The Globe deal averages $26,186 per job per year. Also, tax credits granted to Globe will allow the company to avoid paying much, if not all, of its state corporate taxes in at least the short term.
State officials rationalized that deal, in part, by an agreement with Globe to set aside 25 percent of its production for sale to solar-panel manufacturers it hopes to attract to the state.
There are no such mandates to seed technology firms in the Yahoo! proposal.
Authority officials said, however, that construction of the server farm will require the development of a network of high-tech infrastructure, including fiber-optic lines, that they hope will attract other technology firms.
But sites under consideration are in rural areas—Cambria, Lockport and Pembroke— miles from urban areas looking for an influx of good-paying jobs to buttress a declining job base and combat poverty that makes Buffalo the third-poorest major city in the nation. Niagara Falls also suffers from a high poverty rate.
“High-tech is normally associated with urban places—Austin, Texas, Portland, Ore., and Silicone Valley,” said LeRoy, of Good Jobs First, which has studied subsidized job creation in the area.
He said the prospective locations of the Yahoo! facility here raise “the issue of what does this do for the parts of the region that have lost the most jobs? You want to relace jobs in the places where most of them have been lost.”

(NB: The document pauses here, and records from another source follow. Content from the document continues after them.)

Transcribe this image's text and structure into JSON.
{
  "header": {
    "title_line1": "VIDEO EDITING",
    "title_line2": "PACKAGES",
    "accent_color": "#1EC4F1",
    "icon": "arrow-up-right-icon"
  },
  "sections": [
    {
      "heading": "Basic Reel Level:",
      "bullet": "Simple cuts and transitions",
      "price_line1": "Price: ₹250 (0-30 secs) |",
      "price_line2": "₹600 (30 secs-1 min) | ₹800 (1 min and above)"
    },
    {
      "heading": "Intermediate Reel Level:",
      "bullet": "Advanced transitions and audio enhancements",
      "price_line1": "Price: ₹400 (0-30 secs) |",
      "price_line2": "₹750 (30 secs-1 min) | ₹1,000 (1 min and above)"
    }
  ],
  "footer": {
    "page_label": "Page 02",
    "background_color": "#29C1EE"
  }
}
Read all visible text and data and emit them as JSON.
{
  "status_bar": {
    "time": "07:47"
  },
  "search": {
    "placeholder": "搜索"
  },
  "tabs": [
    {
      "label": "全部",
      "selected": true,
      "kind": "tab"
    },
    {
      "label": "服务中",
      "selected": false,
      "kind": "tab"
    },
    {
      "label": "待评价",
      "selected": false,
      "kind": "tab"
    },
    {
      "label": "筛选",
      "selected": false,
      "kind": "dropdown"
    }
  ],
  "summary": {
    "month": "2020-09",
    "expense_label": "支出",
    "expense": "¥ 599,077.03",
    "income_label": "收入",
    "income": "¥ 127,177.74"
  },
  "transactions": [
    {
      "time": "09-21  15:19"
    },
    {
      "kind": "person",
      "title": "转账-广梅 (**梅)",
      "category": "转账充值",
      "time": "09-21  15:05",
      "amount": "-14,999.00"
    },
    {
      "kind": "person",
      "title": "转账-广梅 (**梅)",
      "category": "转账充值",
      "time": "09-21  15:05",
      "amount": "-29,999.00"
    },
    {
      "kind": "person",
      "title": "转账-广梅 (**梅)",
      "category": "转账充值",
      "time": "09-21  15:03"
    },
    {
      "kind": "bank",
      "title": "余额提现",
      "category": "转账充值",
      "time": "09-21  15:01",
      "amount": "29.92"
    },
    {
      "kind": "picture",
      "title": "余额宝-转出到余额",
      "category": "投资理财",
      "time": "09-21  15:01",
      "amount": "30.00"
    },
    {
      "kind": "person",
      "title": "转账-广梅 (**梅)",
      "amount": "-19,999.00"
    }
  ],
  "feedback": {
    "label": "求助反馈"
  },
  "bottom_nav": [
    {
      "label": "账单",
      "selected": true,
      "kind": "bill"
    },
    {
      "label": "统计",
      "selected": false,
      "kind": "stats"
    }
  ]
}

The Power Authority’s Kessel said the state did not try to influence Yahoo! on picking a specific site in Western New York, saying, “That’s a decision companies need to make themselves.”
He stressed that it’s important to try to promote business development outside of traditional manufacturing and that landing Yahoo! would result in a “huge psychological shot in the arm.”
Getting Yahoo! to set up shop here would “send a message. I don’t think you can quantify the immeasurable benefits,” Kessel said.
The Yahoo! deal was announced by Paterson just a month after the Power Authority he controls through appointees to its governing board came under sharp criticism from both Democrats and Republicans for its unwillingness to approve several other large allocations.
A News analysis of those proposed deals shows two of the three cited would have been even costlier than the Yahoo! arrangement.
A proposal, which was never formalized, to give Google 40 megawatts to build a data center in Medina would have involved discounts averaging $89,994 per job per year. Google decided in 2007 to build in North Carolina. Authority officials said Wednesday Google never provided all the information requested.
A proposal to allocate 35 megawatts to Steel Development Co. to build a recycling and manufacturing plant in the Town of Shelby in Orleans County would have worked out to $60,502 per job per year. The company abandoned its plans.
The other deal, in 2005, involved an inquiry from Wacker Chemical for 50 megawatts, which would have resulted in annual discounts averaging $28,810 per job. The authority offered Wacker 37 megawatts, all the available power at the time, but Wacker opted not to pursue the project.